The United States is also supplying millions of dollars in "non-lethal" aid to some of the rebel groups fighting Assad's rule.
But Michael Hayden, the retired US Air Force general who until 2009 was head of the Central Intelligence Agency, said a rebel win was not one of the three possible outcomes he foresees for the conflict.
"Option three is Assad wins," Hayden told the annual Jamestown Foundation conference of terror experts.
"And I must tell you at the moment, as ugly as it sounds, I'm kind of trending toward option three as the best out of three very, very ugly possible outcomes," he said.
The first possible outcome he cited was for ongoing conflict between ever more extreme Sunni and Shiite factions.
The rebel groups are dominated by Sunni Muslims, while Assad is generally backed by Syria's Alawite, Shiite and Christian minorities.
And the second outcome, which Hayden deemed the most likely, was the "dissolution of Syria" and the end of a single state within the borders defined by a 1916 treaty between the French and British empires.
"It means the end of the Sykes-Picot (Agreement), it sets in motion the dissolution of all the artificial states created after World War I," he said.

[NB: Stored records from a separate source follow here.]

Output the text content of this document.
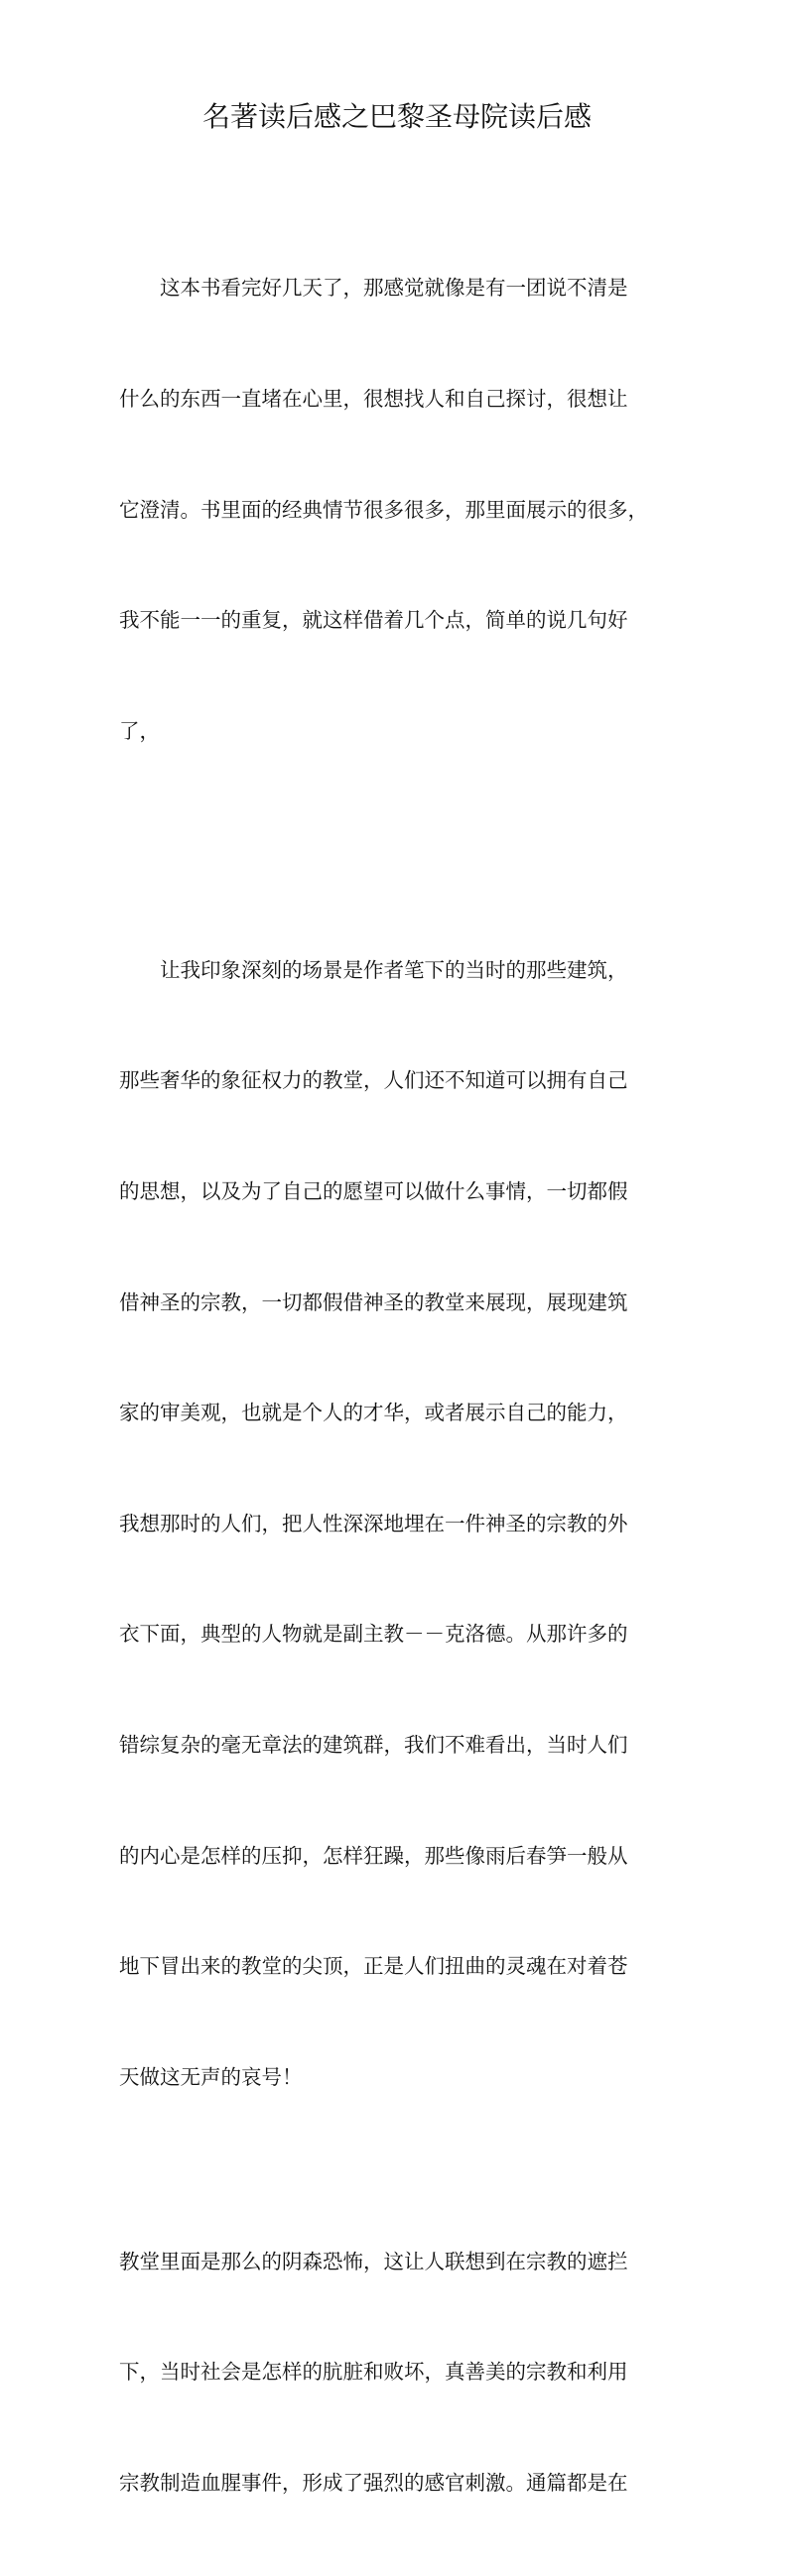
名著读后感之巴黎圣母院读后感

　　这本书看完好几天了，那感觉就像是有一团说不清是

什么的东西一直堵在心里，很想找人和自己探讨，很想让

它澄清。书里面的经典情节很多很多，那里面展示的很多，

我不能一一的重复，就这样借着几个点，简单的说几句好

了，

　　让我印象深刻的场景是作者笔下的当时的那些建筑，

那些奢华的象征权力的教堂，人们还不知道可以拥有自己

的思想，以及为了自己的愿望可以做什么事情，一切都假

借神圣的宗教，一切都假借神圣的教堂来展现，展现建筑

家的审美观，也就是个人的才华，或者展示自己的能力，

我想那时的人们，把人性深深地埋在一件神圣的宗教的外

衣下面，典型的人物就是副主教－－克洛德。从那许多的

错综复杂的毫无章法的建筑群，我们不难看出，当时人们

的内心是怎样的压抑，怎样狂躁，那些像雨后春笋一般从

地下冒出来的教堂的尖顶，正是人们扭曲的灵魂在对着苍

天做这无声的哀号！

教堂里面是那么的阴森恐怖，这让人联想到在宗教的遮拦

下，当时社会是怎样的肮脏和败坏，真善美的宗教和利用

宗教制造血腥事件，形成了强烈的感官刺激。通篇都是在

The British diplomat Mark Sykes and a French counterpart Francois Georges Picot divided the Middle East into zones of influence that later served as the frontiers of independent Arab states.
A breakdown in the century-old settlement could spread chaos in Lebanon, Jordan and Iraq, Hayden warned.
"I greatly fear the dissolution of the state. A de facto dissolution of Sykes-Picot," Hayden said.
"And now we have a new ungoverned space, at the crossroads of the civilization.
"The dominant story going on in Syria is a Sunni fundamentalist takeover of a significant part of the Middle East geography, the explosion of the Syrian state and of the Levant as we know it."
Fighting erupted in Syria in early 2011, when Assad launched a crackdown on pro-democracy protests and has since evolved into a full-blown civil war that has claimed an estimated 126,000 lives.
Assad, backed by Iran and the Lebanese Hezbollah militia, is locked in combat with a diverse group of Sunni rebel factions which are increasingly dominated by hardline jihadist groups.